A significant number of other ‘pitchers’ will also showcase how technology – from nanomaterials to blockchain to spectrometry – can benefit food safety and bio-security.
Another Northern Irish company, Zero Waste Biotech, will demonstrate a model for converting food and other organic waste on-site into biomass, and all within 24 hours.
Also likely to be popular is the chocolate (see picture) which looks and tastes like the real thing but where the oils and fats used in its production have had their lipids manipulated so as to make them less calorific.

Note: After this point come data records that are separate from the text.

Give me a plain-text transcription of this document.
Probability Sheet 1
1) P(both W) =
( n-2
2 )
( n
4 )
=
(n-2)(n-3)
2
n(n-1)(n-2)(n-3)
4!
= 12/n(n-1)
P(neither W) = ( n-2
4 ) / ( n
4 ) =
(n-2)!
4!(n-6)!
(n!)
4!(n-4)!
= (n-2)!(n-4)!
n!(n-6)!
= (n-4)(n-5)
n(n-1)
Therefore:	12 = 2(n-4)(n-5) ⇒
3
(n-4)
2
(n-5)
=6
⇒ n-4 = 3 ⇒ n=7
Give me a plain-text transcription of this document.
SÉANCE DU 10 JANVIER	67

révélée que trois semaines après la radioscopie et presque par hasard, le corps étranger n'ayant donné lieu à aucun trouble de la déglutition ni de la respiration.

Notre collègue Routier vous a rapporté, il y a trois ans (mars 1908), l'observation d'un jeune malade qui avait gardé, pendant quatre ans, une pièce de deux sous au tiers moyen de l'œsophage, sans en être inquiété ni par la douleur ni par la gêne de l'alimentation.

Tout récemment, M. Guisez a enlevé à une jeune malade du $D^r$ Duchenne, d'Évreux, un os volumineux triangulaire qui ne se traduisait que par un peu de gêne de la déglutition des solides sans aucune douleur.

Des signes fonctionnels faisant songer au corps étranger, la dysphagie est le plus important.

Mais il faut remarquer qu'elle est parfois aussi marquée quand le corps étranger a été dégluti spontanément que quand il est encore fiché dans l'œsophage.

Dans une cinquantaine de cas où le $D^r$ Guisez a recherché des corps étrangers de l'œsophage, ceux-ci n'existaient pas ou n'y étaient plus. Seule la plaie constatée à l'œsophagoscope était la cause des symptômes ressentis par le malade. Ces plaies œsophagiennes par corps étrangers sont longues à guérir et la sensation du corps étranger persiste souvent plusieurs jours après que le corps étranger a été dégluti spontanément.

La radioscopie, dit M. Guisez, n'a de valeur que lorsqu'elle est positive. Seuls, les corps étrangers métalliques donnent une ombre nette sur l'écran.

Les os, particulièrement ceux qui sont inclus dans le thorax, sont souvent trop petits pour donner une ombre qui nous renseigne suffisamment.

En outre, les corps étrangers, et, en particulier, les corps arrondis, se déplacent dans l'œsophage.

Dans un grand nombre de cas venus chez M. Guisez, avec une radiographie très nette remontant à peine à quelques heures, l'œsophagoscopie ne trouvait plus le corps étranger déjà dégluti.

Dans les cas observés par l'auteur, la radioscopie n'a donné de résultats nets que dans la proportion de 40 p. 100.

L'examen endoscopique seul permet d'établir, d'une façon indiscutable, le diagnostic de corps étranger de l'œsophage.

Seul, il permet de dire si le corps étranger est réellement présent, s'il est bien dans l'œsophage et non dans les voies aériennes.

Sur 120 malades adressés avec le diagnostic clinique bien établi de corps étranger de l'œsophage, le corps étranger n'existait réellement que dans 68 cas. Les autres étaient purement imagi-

The ‘Dragon’s Den’-style session will take place on the second day of the Open Innovation Forum (OIF), an annual event organised by the Institute for Manufacturing at Cambridge University. The OIF was originally created to offer a programme of structured support and opportunity for companies from all stages of the Food and Fast-Moving Consumer Goods value chain.
Open Innovation is a concept which originally emerged in California, whereby businesses opt for sharing knowledge around R&D in an effort to progress each other and the whole sector. In a world of widely distributed knowledge, a rapidly changing marketplace and recent challenges and uncertainties like Brexit, the idea is that companies can no longer afford to rely entirely on their own research, but should work collaboratively.
Stephane Durand, Manager of the Agri-Food Quest Competence Centre, which links more than 30 leading Northern Ireland agri-food businesses with top scientific researchers at Queen’s, Ulster University and AFBI, said it was a unique chance for local start-ups to network and get noticed by multinationals.
He said: “This is a very exciting event and a rare opportunity for SMEs to get direct access to some of the world’s leading companies. The fact that IGFS at Queen’s is hosting Day 2 of the OIF is testament to the creativity and dynamisim in this space in Northern Ireland.
"For our own local companies, this session will be an invaluable prospect; who knows what connections and synergies could be made and where that could lead to for the NI agri-food sector as a whole?”